Breast cancer (which also affects men — albeit much more rarely) is the most common form of the disease in women. As such, it often garners the most media attention and fundraising dollars — and rightly so, given it accounts for about one in four cancers in women, Navaratnam says.
Yet, lung cancer affects women more than people realize. Every year, more than 14,000 Canadian women are diagnosed.
The disease, she adds, used to affect many more men. But the incidence for men has fallen, while stabilizing for women, partly because smoking rates among women have not fallen as much as they have for men.
Since smoking is the No. 1 cause of the disease, Navaratnam urges women (and men) to quit because it reduces the risk. What’s more, the prognosis for surviving lung cancer is roughly the inverse of that of breast cancer.
"Lung cancer five-year survival rates are only around 18 to 20 per cent." In contrast, Navaratnam adds breast cancer’s survival benchmark is above 80 per cent.
A key reason behind the difficult odds is lung cancer is usually diagnosed in advanced stages when individuals are symptomatic: coughing up blood, experiencing shortness of breath and chest pain.
Due to the challenges in treating the disease in late stages, CancerCare Manitoba is part of a national group working with the federal government to secure funding for formal screening using low-dose radiation CT scans.
"There is more evidence that screening could save lives."
A provincial program remains a few years away, she adds. What’s more, it would likely be used for high-risk individuals: smokers, former smokers, people with a family history of the disease and seniors.
Yet, this type of screening — had it been in place — likely wouldn’t have helped people like Haiart.
"I was never in a high-risk group, so it’s likely that I would not have been screened."
As part of her treatment, Haiart undergoes MRIs, CT scans and other diagnostic tests every three months after doctors in 2017 found malignancies in her brain — the same cancer first found in her left lung.

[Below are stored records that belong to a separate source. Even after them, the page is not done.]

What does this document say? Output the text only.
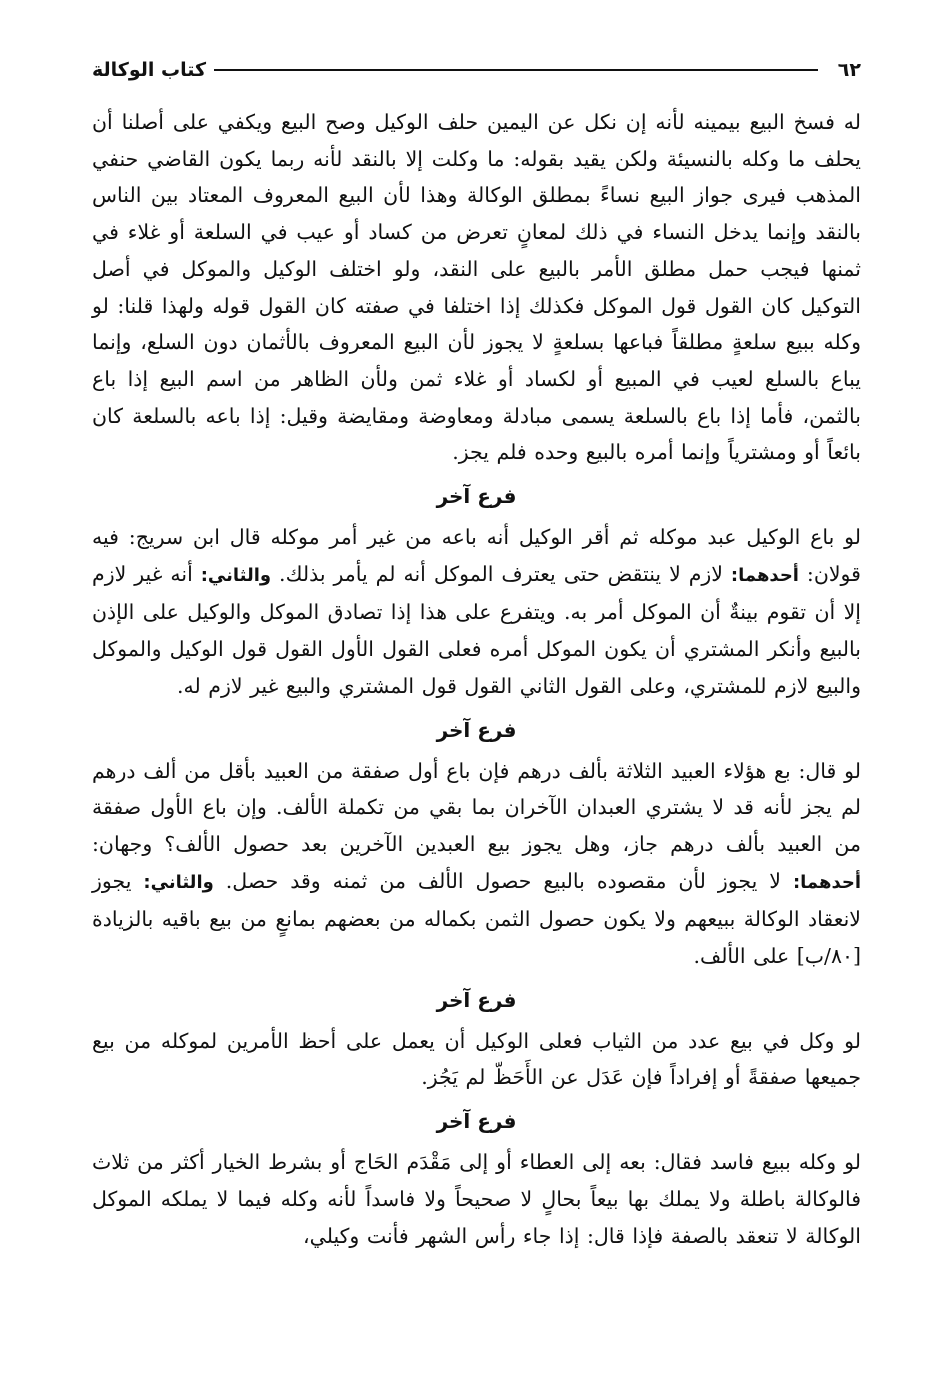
٦٢
كتاب الوكالة

له فسخ البيع بيمينه لأنه إن نكل عن اليمين حلف الوكيل وصح البيع ويكفي على أصلنا أن يحلف ما وكله بالنسيئة ولكن يقيد بقوله: ما وكلت إلا بالنقد لأنه ربما يكون القاضي حنفي المذهب فيرى جواز البيع نساءً بمطلق الوكالة وهذا لأن البيع المعروف المعتاد بين الناس بالنقد وإنما يدخل النساء في ذلك لمعانٍ تعرض من كساد أو عيب في السلعة أو غلاء في ثمنها فيجب حمل مطلق الأمر بالبيع على النقد، ولو اختلف الوكيل والموكل في أصل التوكيل كان القول قول الموكل فكذلك إذا اختلفا في صفته كان القول قوله ولهذا قلنا: لو وكله ببيع سلعةٍ مطلقاً فباعها بسلعةٍ لا يجوز لأن البيع المعروف بالأثمان دون السلع، وإنما يباع بالسلع لعيب في المبيع أو لكساد أو غلاء ثمن ولأن الظاهر من اسم البيع إذا باع بالثمن، فأما إذا باع بالسلعة يسمى مبادلة ومعاوضة ومقايضة وقيل: إذا باعه بالسلعة كان بائعاً أو ومشترياً وإنما أمره بالبيع وحده فلم يجز.

فرع آخر

لو باع الوكيل عبد موكله ثم أقر الوكيل أنه باعه من غير أمر موكله قال ابن سريج: فيه قولان: أحدهما: لازم لا ينتقض حتى يعترف الموكل أنه لم يأمر بذلك. والثاني: أنه غير لازم إلا أن تقوم بينةٌ أن الموكل أمر به. ويتفرع على هذا إذا تصادق الموكل والوكيل على الإذن بالبيع وأنكر المشتري أن يكون الموكل أمره فعلى القول الأول القول قول الوكيل والموكل والبيع لازم للمشتري، وعلى القول الثاني القول قول المشتري والبيع غير لازم له.

فرع آخر

لو قال: بع هؤلاء العبيد الثلاثة بألف درهم فإن باع أول صفقة من العبيد بأقل من ألف درهم لم يجز لأنه قد لا يشتري العبدان الآخران بما بقي من تكملة الألف. وإن باع الأول صفقة من العبيد بألف درهم جاز، وهل يجوز بيع العبدين الآخرين بعد حصول الألف؟ وجهان: أحدهما: لا يجوز لأن مقصوده بالبيع حصول الألف من ثمنه وقد حصل. والثاني: يجوز لانعقاد الوكالة ببيعهم ولا يكون حصول الثمن بكماله من بعضهم بمانعٍ من بيع باقيه بالزيادة [٨٠/ب] على الألف.

فرع آخر

لو وكل في بيع عدد من الثياب فعلى الوكيل أن يعمل على أحظ الأمرين لموكله من بيع جميعها صفقةً أو إفراداً فإن عَدَل عن الأَحَظّ لم يَجُز.

فرع آخر

لو وكله ببيع فاسد فقال: بعه إلى العطاء أو إلى مَقْدَم الحَاج أو بشرط الخيار أكثر من ثلاث فالوكالة باطلة ولا يملك بها بيعاً بحالٍ لا صحيحاً ولا فاسداً لأنه وكله فيما لا يملكه الموكل الوكالة لا تنعقد بالصفة فإذا قال: إذا جاء رأس الشهر فأنت وكيلي،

Haiart’s cancer is now considered stage 4 — inoperable and incurable. Doctors have been able to keep it in check thanks to new treatment. She takes an oral medication called alectinib, an ALK inhibitor that blocks an enzyme — anaplastic lymphoma kinase — which is considered the key cause of a type of lung cancer affecting patients under age 60 with no history of smoking.
Rather than fretting about her prognosis, Haiart has decided to live in three-month increments, the span between exams monitoring the growth of the cancer in her brain.
"We have been travelling a lot." She and her partner recently returned from Europe and plan to visit the Maritimes after her next round of tests this week.
"(Death) could happen any time, so I’m trying to live my best life."
Time has always been precious, but it’s even more so now, she says. Doctors have cautioned her the medication can only extend her life and is not a cure.
"At some point, my cancer will develop resistance to this drug," Haiart says.
Still, she remains optimistic the drug will hold back the disease just long enough.
"The hope is that by the time it stops working, there will be another drug to go to that has been developed."